L’onde de choc du conflit qui secoue actuellement le Moyen-Orient dépasse largement les frontières de la péninsule arabique. Alors que les opérations militaires s’intensifient entre les différents acteurs de la région, les répercussions économiques mondiales commencent à se matérialiser, ciblant particulièrement le continent africain.
Selon les informations rapportées par l’agence Anadolu, l’Organisation des Nations unies (ONU) a publié ce mardi une alerte concernant les dommages collatéraux de cette crise. Dans un message diffusé sur le réseau social X, l’institution internationale a détaillé l’impact direct de la guerre sur l’Afrique orientale et australe.
Les données communiquées par l’ONU indiquent que 17 millions de personnes supplémentaires dans ces régions pourraient basculer dans la faim. Cette situation découle de l’augmentation soudaine des prix des denrées alimentaires de base, directement liée à l’instabilité des marchés mondiaux. Face à ce risque, les agences humanitaires onusiennes réclament des mesures urgentes et des actions coordonnées pour soutenir les populations touchées et éviter une crise humanitaire de grande ampleur.
Cette alerte intervient alors que le conflit approche de son premier mois. L’escalade a franchi un palier le 28 février dernier, lors du lancement d’une offensive conjointe américano-israélienne contre l’Iran. Cette opération a fait plus de 1 340 morts, parmi lesquels figure l’ancien guide suprême, l’ayatollah Ali Khamenei. En riposte, Téhéran a mené des frappes de drones et de missiles visant Israël, ainsi que la Jordanie, l’Irak et plusieurs pays du Golfe abritant des installations militaires américaines, s’inscrivant dans une logique d’élargissement des cibles dans la région.

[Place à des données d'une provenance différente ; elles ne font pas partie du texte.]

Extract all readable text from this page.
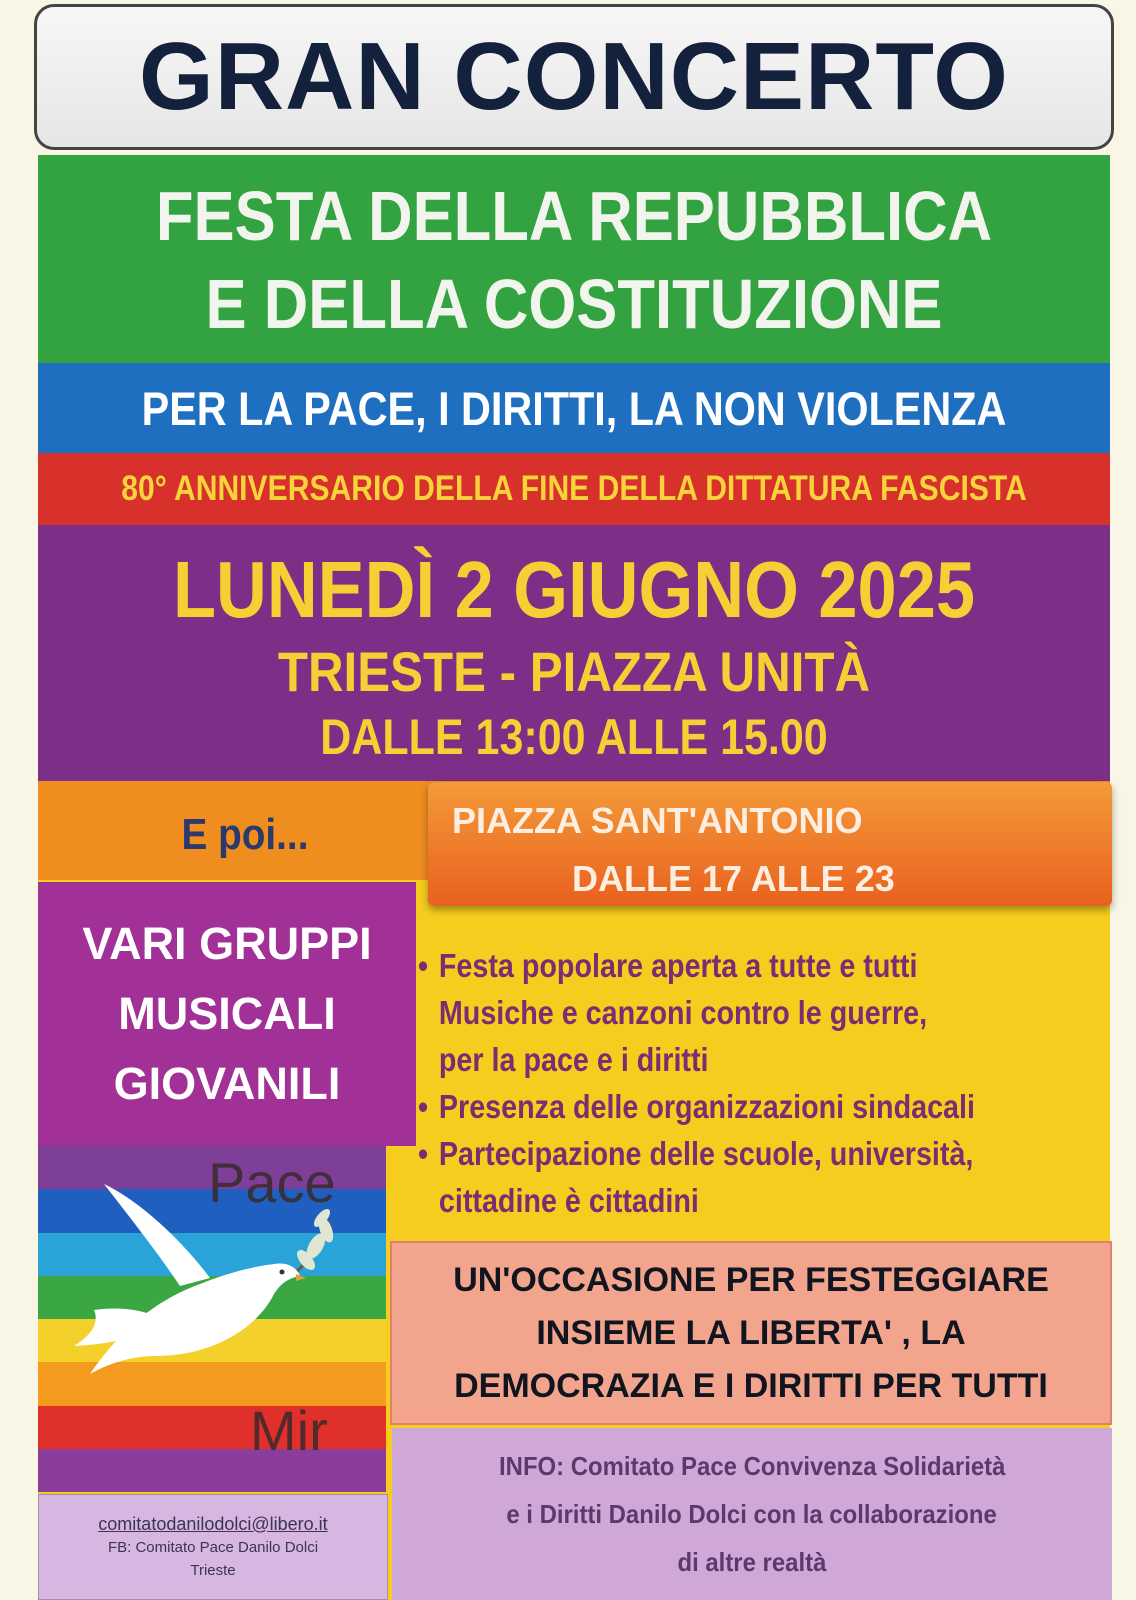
GRAN CONCERTO
FESTA DELLA REPUBBLICA
E DELLA COSTITUZIONE
PER LA PACE, I DIRITTI, LA NON VIOLENZA
80° ANNIVERSARIO DELLA FINE DELLA DITTATURA FASCISTA
LUNEDÌ 2 GIUGNO 2025
TRIESTE - PIAZZA UNITÀ
DALLE 13:00 ALLE 15.00
E poi...	PIAZZA SANT'ANTONIO
DALLE 17 ALLE 23
VARI GRUPPI
MUSICALI
GIOVANILI
• Festa popolare aperta a tutte e tutti
Musiche e canzoni contro le guerre,
per la pace e i diritti
• Presenza delle organizzazioni sindacali
• Partecipazione delle scuole, università,
cittadine è cittadini
Pace
Mir
UN'OCCASIONE PER FESTEGGIARE
INSIEME LA LIBERTA' , LA
DEMOCRAZIA E I DIRITTI PER TUTTI
INFO: Comitato Pace Convivenza Solidarietà
e i Diritti Danilo Dolci con la collaborazione
di altre realtà
comitatodanilodolci@libero.it
FB: Comitato Pace Danilo Dolci
Trieste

Les perturbations économiques dénoncées par l’ONU trouvent également leur source dans les récentes restrictions maritimes. Le 2 mars, l’Iran a annoncé que les navires ne seraient plus autorisés à transiter par le détroit d’Ormuz, avertissant que tout bâtiment tentant de traverser ce passage stratégique serait pris pour cible. Ce blocus perturbe sévèrement l’aviation et les marchés mondiaux, alimentant la flambée des prix qui pèse aujourd’hui sur la sécurité alimentaire en Afrique.